The impact? Manual rework disappeared. The team moved from firefighting to monitoring. Accuracy and throughput improved. What was once a bottleneck became a stable, “boring” system.
As Jeff puts it, “API development, when done right, is a lot like the insurance industry. You plan, hope, pray, and work extremely hard to mitigate risk and avoid downtime. The best outcome… is something that just works.”
In other words, exactly what you want in critical infrastructure.
“An API system, if built correctly, should have plenty of stability from the code base. You should be able to throw quite a bit at it and it should just run. Speed?
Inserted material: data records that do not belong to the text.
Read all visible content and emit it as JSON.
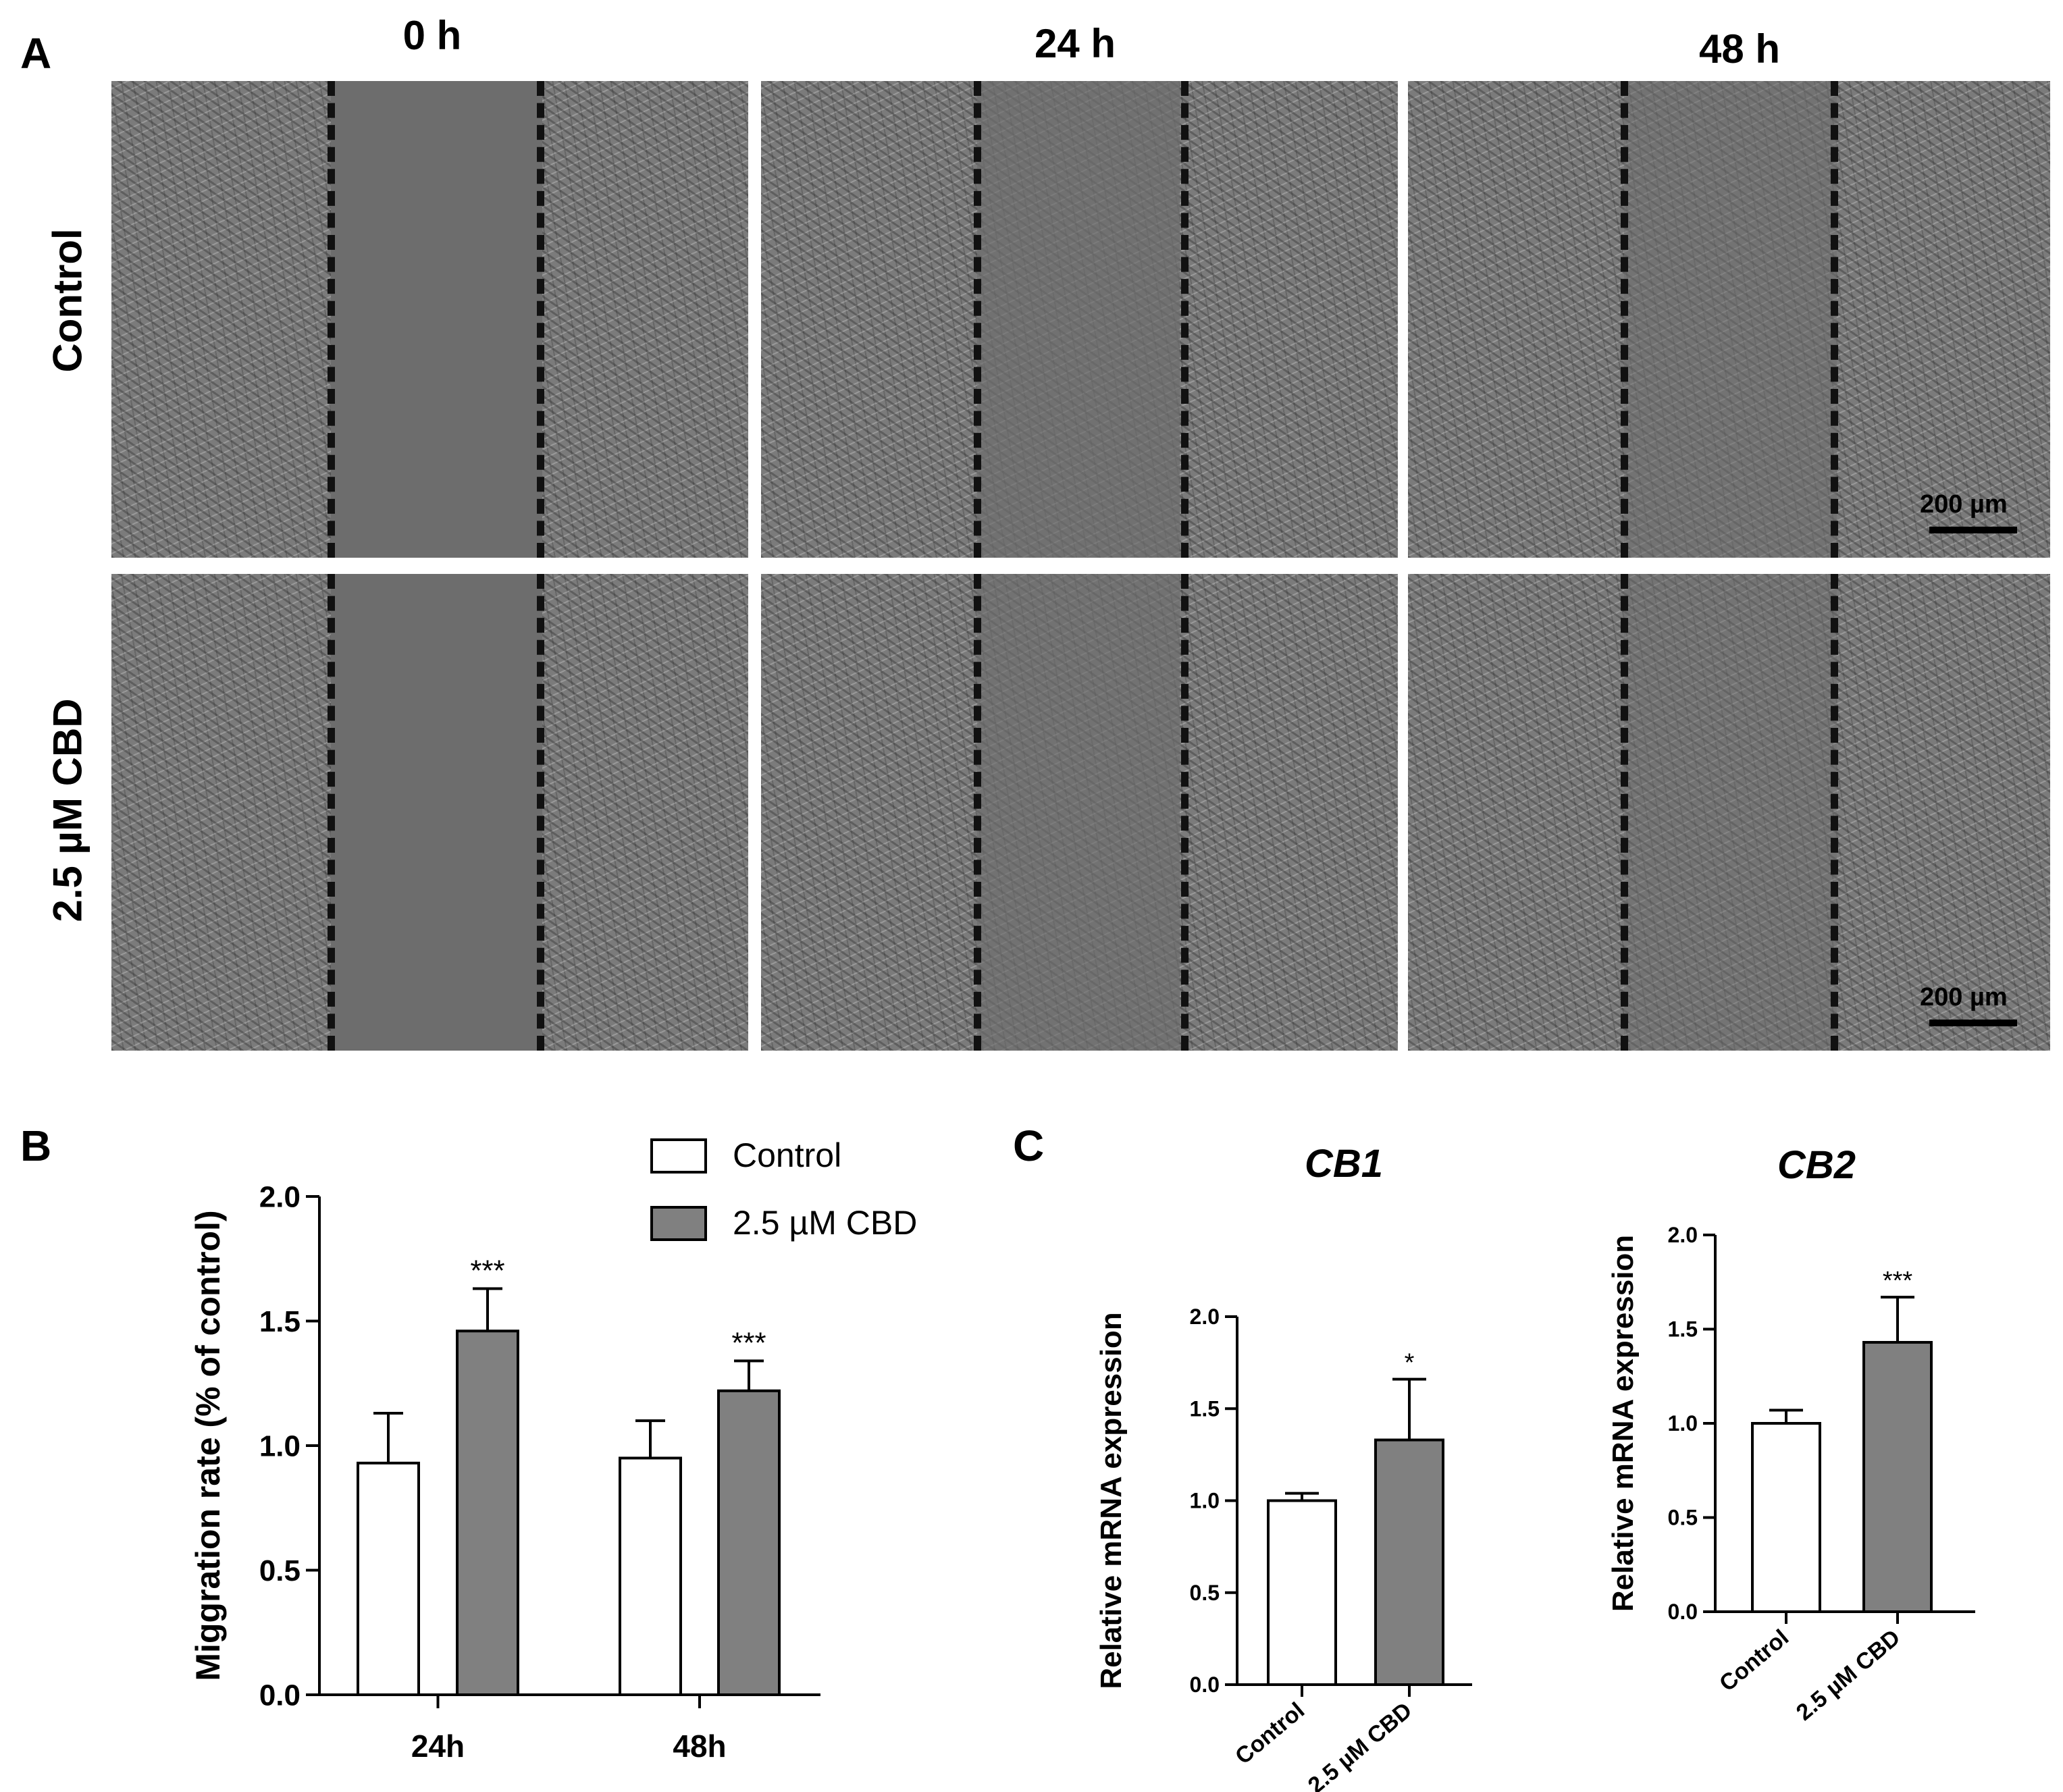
{
  "panel_labels": {
    "a": "A",
    "b": "B",
    "c": "C"
  },
  "panel_a": {
    "columns": [
      "0 h",
      "24 h",
      "48 h"
    ],
    "rows": [
      "Control",
      "2.5 µM CBD"
    ],
    "scale_bar": "200 µm"
  },
  "chart_data": [
    {
      "type": "bar",
      "panel": "B",
      "ylabel": "Miggration rate (% of control)",
      "categories": [
        "24h",
        "48h"
      ],
      "ylim": [
        0,
        2.0
      ],
      "yticks": [
        "0.0",
        "0.5",
        "1.0",
        "1.5",
        "2.0"
      ],
      "series": [
        {
          "name": "Control",
          "values": [
            0.93,
            0.95
          ],
          "errors": [
            0.2,
            0.15
          ],
          "color": "#ffffff"
        },
        {
          "name": "2.5 µM CBD",
          "values": [
            1.46,
            1.22
          ],
          "errors": [
            0.17,
            0.12
          ],
          "color": "#808080"
        }
      ],
      "annotations": [
        "***",
        "***"
      ],
      "legend_position": "top-right"
    },
    {
      "type": "bar",
      "panel": "C",
      "title": "CB1",
      "ylabel": "Relative mRNA expression",
      "categories": [
        "Control",
        "2.5 µM CBD"
      ],
      "values": [
        1.0,
        1.33
      ],
      "errors": [
        0.04,
        0.33
      ],
      "colors": [
        "#ffffff",
        "#808080"
      ],
      "ylim": [
        0,
        2.0
      ],
      "yticks": [
        "0.0",
        "0.5",
        "1.0",
        "1.5",
        "2.0"
      ],
      "annotations": [
        "",
        "*"
      ]
    },
    {
      "type": "bar",
      "panel": "C",
      "title": "CB2",
      "ylabel": "Relative mRNA expression",
      "categories": [
        "Control",
        "2.5 µM CBD"
      ],
      "values": [
        1.0,
        1.43
      ],
      "errors": [
        0.07,
        0.24
      ],
      "colors": [
        "#ffffff",
        "#808080"
      ],
      "ylim": [
        0,
        2.0
      ],
      "yticks": [
        "0.0",
        "0.5",
        "1.0",
        "1.5",
        "2.0"
      ],
      "annotations": [
        "",
        "***"
      ]
    }
  ]
}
That's just how much processor power, memory, and bandwidth you want to allocate,” Jeff says.
“In this day and age, as long as you have something running in a modern server infrastructure/data center, you should be pretty good. We run a lot of our development and production systems on AWS, and don't have to worry a ton about it.”
Now, the stability strategies we’ve covered are critical, but they aren’t static.
As cloud infrastructure, artificial intelligence (AI), and development tooling evolve, so do the ways we design for resilience.
Jeff sees this shift already underway.
“We're already using machine learning and AI to help build and deploy API systems, and use them as tools to help create code and decode and scan documents.”
He predicts a wave of self-healing systems: infrastructure that can automatically correct common errors, validate backups, and scale resources the moment a traffic surge hits.
Systems that don’t just notify you something’s broken, but quietly fix it before you even notice.
That kind of automation won’t replace smart planning, but it will supercharge it.
Embrace Risk, Engineer for Resilience
Hope isn’t a strategy, whether you’re dangling off a cliff or managing mission‑critical digital systems.
Jeff’s mountaineering mindset demonstrates that anticipating failure, building redundancy, and maintaining clear visibility aren’t optional extras; they’re key survival skills.
Don’t wait for your next outage (or your next cliffhanger) to test your resilience. Take Jeff’s playbook and:
- Audit your current API architecture for single points of failure.
- Layer in intelligent retry policies and real‑time alerts.
- Measure everything, so you can prove to stakeholders (and yourself) that your infrastructure won’t let you down.
After all, bulletproof API design isn’t about eliminating risk; it’s about embracing it, planning for it, and outsmarting it.
Strap in, build smart, and let your systems carry the weight — no prayer required.